Published: 8/27/2024
Ira Citron
Business Development Director, Dynata
For the past decade plus, the advertising industry has experienced a “big data” renaissance that has changed the landscape for audience measurement. As these big data sets reshape the industry, one space where the scale of big data has an obvious and advancing impact, though still lags behind, is at the local level.
Traditionally, advertising strategies at the local level focused on broad demographic and geographic targeting, centered around Designated Market Areas (DMAs). However, the latest advancements are shifting this paradigm. Advertisers now have access to their own granular first-, and third-party data, at a great enough scale, that allows for hyper-local targeting. Additionally, as the industry moves away from linear TV and into addressable TV and CTV, hyper–local advertising has flourished.
And, with 3 months to go before one of the biggest elections in US history, this hyper local trend is expected to continue, with projections indicating CTV political ad spend set to reach $1.8 billion for the 2024 election cycle. (campaignlive.com). Political messaging is made for local targeting, whether it be at the state, congressional or even school board level. And with linear TV and CTV going addressable, these hyper local initiatives can reach consumers with long form creative messages, on the biggest screen in the house. In fact, political ad spend on CTV/digital is expected to jump 156% over the last presidential election (The current).
Ultimately, whether political or otherwise, and while counterintuitive, a good local strategy is actually about the balance and complimentary nature between national, regional (DMA) and hyperlocal tactics.
For example, Automotive and QSR advertisers run both national and local campaigns with different KPIs. A national awareness campaign will drive general brand interest, while a Regional DMA strategy will identify points of sale, and a hyperlocal promotion will target consumers who are already engaged down funnel and ready to buy.
All that said, in order for local advertising to flourish, particularly on addressable TV and CTV, whether for a political candidate or a brand, better attribution and outcomes measurement is key.
Outcomes measurement & Ad Effectiveness at the local level
Long has local measurement lacked the scale, and therefore feasibility, that national attribution studies have had. Even as the age of big data sets has flourished, the necessary scale to measure ad effectiveness locally has mostly eluded the industry.

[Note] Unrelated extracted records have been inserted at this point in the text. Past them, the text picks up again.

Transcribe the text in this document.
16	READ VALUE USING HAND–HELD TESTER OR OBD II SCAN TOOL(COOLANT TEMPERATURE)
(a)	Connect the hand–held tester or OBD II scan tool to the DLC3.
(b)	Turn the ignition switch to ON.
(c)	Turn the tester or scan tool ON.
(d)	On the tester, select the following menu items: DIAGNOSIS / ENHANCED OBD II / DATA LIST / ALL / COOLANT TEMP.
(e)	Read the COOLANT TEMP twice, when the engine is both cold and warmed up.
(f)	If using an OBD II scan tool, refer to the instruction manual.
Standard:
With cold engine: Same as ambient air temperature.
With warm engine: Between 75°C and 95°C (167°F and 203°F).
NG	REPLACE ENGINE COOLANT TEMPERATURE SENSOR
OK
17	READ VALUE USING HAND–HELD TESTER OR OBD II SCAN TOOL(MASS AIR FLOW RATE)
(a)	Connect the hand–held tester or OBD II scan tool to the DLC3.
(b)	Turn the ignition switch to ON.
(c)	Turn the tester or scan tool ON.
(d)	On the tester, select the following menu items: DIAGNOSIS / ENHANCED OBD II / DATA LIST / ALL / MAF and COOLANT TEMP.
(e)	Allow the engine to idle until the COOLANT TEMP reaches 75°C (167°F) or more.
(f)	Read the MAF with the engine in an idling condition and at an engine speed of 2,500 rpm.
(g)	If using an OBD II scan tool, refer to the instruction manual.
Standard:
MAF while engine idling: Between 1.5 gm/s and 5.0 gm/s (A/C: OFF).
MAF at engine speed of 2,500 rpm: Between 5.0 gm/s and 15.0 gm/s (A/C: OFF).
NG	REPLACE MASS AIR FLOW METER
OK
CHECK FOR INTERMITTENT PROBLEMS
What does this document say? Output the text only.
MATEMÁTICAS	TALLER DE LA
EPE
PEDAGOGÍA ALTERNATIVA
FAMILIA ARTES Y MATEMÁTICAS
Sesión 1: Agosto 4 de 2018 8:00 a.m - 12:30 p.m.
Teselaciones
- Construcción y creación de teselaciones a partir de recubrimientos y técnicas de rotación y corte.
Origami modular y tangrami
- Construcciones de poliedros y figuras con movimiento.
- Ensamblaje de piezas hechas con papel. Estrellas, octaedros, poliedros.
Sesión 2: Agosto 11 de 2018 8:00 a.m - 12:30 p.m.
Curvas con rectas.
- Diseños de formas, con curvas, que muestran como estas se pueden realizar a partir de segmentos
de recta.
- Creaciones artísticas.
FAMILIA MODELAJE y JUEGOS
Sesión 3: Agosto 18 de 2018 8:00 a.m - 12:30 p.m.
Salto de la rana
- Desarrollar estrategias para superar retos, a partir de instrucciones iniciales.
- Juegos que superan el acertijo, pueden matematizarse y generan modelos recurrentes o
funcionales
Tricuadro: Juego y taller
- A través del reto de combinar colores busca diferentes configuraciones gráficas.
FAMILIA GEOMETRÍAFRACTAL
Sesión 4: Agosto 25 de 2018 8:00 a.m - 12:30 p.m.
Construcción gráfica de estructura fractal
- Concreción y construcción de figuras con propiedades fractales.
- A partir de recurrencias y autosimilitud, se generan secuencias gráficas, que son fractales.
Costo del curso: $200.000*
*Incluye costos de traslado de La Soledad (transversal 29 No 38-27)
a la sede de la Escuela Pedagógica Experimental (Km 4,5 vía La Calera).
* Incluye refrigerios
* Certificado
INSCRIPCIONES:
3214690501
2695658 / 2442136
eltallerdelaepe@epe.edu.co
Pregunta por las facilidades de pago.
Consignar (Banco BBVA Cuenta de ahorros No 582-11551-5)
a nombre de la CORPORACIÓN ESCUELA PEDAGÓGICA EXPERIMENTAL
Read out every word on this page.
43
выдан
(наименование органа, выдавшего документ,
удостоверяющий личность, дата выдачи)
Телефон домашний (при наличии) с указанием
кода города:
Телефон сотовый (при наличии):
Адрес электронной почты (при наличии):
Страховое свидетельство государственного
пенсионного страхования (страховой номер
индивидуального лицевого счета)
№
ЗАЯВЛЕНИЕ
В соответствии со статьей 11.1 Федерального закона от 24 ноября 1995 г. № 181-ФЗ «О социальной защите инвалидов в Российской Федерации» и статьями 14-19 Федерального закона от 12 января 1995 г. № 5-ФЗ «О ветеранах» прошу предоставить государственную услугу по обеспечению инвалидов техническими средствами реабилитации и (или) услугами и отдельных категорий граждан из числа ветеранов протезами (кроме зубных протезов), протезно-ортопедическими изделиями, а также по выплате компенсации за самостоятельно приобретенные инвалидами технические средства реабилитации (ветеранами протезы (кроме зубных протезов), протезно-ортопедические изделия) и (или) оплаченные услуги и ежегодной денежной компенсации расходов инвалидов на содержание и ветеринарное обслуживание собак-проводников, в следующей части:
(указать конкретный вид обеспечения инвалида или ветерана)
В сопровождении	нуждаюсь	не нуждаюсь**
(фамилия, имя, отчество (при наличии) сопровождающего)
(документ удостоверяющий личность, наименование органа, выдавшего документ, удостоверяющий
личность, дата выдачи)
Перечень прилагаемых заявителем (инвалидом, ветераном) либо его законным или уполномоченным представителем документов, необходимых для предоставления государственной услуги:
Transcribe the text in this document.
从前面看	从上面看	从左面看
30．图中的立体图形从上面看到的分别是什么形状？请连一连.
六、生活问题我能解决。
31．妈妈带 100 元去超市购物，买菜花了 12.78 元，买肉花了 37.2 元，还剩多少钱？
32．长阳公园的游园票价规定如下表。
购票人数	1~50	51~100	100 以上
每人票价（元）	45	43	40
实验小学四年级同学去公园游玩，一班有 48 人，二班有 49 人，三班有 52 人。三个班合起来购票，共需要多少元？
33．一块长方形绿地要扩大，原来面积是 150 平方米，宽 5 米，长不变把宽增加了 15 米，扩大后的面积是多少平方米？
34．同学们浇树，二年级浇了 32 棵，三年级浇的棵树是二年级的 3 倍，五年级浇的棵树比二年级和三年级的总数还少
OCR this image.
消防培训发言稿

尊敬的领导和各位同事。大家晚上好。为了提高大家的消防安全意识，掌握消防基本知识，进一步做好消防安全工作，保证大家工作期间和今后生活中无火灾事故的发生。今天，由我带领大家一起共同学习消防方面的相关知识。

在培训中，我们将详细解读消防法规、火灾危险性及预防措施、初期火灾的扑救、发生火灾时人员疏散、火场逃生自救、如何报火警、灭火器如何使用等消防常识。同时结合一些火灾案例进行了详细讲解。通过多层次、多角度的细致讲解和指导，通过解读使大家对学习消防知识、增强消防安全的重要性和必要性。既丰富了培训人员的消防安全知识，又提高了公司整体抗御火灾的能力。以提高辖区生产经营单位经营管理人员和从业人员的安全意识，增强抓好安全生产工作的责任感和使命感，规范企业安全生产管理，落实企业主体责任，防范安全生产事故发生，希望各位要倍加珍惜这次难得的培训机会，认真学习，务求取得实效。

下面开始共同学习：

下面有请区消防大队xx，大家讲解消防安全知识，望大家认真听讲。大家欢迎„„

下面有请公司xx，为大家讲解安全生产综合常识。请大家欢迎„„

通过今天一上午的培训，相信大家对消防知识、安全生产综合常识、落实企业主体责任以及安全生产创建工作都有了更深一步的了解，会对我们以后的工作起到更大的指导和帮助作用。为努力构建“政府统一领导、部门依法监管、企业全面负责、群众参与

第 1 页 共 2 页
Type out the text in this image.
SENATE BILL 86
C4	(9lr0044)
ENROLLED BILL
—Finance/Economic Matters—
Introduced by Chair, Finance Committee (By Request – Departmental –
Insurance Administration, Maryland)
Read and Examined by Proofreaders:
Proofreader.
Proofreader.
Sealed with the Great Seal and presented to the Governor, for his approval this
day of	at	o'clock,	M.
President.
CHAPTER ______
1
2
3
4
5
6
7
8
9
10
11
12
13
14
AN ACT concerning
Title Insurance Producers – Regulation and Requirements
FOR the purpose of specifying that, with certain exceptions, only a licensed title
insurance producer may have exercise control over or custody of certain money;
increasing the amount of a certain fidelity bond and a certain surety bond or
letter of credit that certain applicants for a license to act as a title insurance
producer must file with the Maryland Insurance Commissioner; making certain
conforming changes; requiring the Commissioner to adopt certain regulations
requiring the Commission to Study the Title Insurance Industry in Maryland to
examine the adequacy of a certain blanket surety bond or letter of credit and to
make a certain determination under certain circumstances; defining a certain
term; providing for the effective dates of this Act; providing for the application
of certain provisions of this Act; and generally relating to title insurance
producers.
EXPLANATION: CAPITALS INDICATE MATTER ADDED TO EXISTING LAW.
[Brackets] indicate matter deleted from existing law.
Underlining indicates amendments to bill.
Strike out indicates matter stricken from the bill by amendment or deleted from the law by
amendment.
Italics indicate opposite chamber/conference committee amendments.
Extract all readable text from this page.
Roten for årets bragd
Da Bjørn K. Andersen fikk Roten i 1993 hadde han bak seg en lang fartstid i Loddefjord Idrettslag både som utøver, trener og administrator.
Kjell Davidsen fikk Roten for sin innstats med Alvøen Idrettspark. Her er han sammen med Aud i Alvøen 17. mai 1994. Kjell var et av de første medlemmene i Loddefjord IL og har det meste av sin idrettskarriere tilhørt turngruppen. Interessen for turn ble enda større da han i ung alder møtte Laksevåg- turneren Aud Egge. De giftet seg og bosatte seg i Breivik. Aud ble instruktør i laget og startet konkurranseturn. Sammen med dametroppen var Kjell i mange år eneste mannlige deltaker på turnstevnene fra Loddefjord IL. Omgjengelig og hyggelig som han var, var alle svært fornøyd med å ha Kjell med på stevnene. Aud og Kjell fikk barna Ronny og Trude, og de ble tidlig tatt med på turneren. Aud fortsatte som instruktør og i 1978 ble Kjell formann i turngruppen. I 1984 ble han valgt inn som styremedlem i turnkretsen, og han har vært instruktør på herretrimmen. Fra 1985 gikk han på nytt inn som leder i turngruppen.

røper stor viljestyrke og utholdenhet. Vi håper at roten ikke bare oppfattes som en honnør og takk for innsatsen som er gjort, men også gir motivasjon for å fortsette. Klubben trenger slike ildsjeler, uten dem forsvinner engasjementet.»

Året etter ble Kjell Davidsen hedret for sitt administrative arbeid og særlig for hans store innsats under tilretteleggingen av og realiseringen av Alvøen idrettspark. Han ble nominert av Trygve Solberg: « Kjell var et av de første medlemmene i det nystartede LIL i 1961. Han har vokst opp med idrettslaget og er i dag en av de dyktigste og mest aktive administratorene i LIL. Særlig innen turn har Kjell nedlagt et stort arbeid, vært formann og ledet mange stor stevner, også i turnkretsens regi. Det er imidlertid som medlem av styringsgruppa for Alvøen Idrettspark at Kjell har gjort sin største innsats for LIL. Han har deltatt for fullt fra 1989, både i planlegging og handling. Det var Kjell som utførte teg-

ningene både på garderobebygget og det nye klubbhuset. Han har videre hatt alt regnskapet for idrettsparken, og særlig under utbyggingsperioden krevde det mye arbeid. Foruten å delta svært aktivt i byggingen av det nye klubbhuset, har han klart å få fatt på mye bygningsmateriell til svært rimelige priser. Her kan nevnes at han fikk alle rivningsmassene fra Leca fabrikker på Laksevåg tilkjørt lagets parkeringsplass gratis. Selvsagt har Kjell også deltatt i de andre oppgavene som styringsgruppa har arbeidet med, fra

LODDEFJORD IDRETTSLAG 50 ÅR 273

At its core, advertising outcomes measurement represents the deterministic test and control data at the intersection of a fairly complicated Venn diagram:
- The first few circles represent directly observable platforms. Advertisers need to see how the behaviors of those consumers exposed to their TV AND digital campaigns differ from those exposed to just TV, just digital, or neither. The more platforms, the smaller that exposure overlap becomes.
- The next circle represents the niche 1st and 3rd party targeting that is now table stakes for the industry.
- The next circle represents the desired outcome. This can be: trackable website visits, personally identifiable sales, surveyable panelists for voting behavior, etc.
- The simple issue with local attribution…To then apply a final circle to this Venn diagram, representing a local geography, has an exponential negative effect on feasibility.
This issue has led those involved with measuring local ad effectiveness and attribution to make sacrifices. i.e. forgo the cross-platform nature of the test, abandon niche and first party targets for A18+, or rely on more expensive and imperfect local testing means like match market A/B testing. This practice of finding two similar markets can be flawed, as every community fundamentally behaves differently. There is no better example than the hyper local elephant (or donkey) in the room…the upcoming 2024 presidential election.
With the run up to the presidential election, Dynata has been hard at work to develop the means to measure brand lift at a hyper local level. The key is scale. How can we acutely attack each of the Venn diagram circles mentioned above to improve said scale:
- Increase digital scale by enabling direct integrations and negating the messiness, churn and signal loss that comes with tagging.
- Increase linear TV scale by bringing on additional and complimentary MVPD and ACR partners.
- Finally, increase the scale of surveyable panelists by bringing in Dynata’s phone survey team alongside those recruited digitally.
All of these efforts have enabled Dynata, and other measurement providers, to help close the gap between local and national ad measurement capabilities just in time for an election season with billions being spent locally.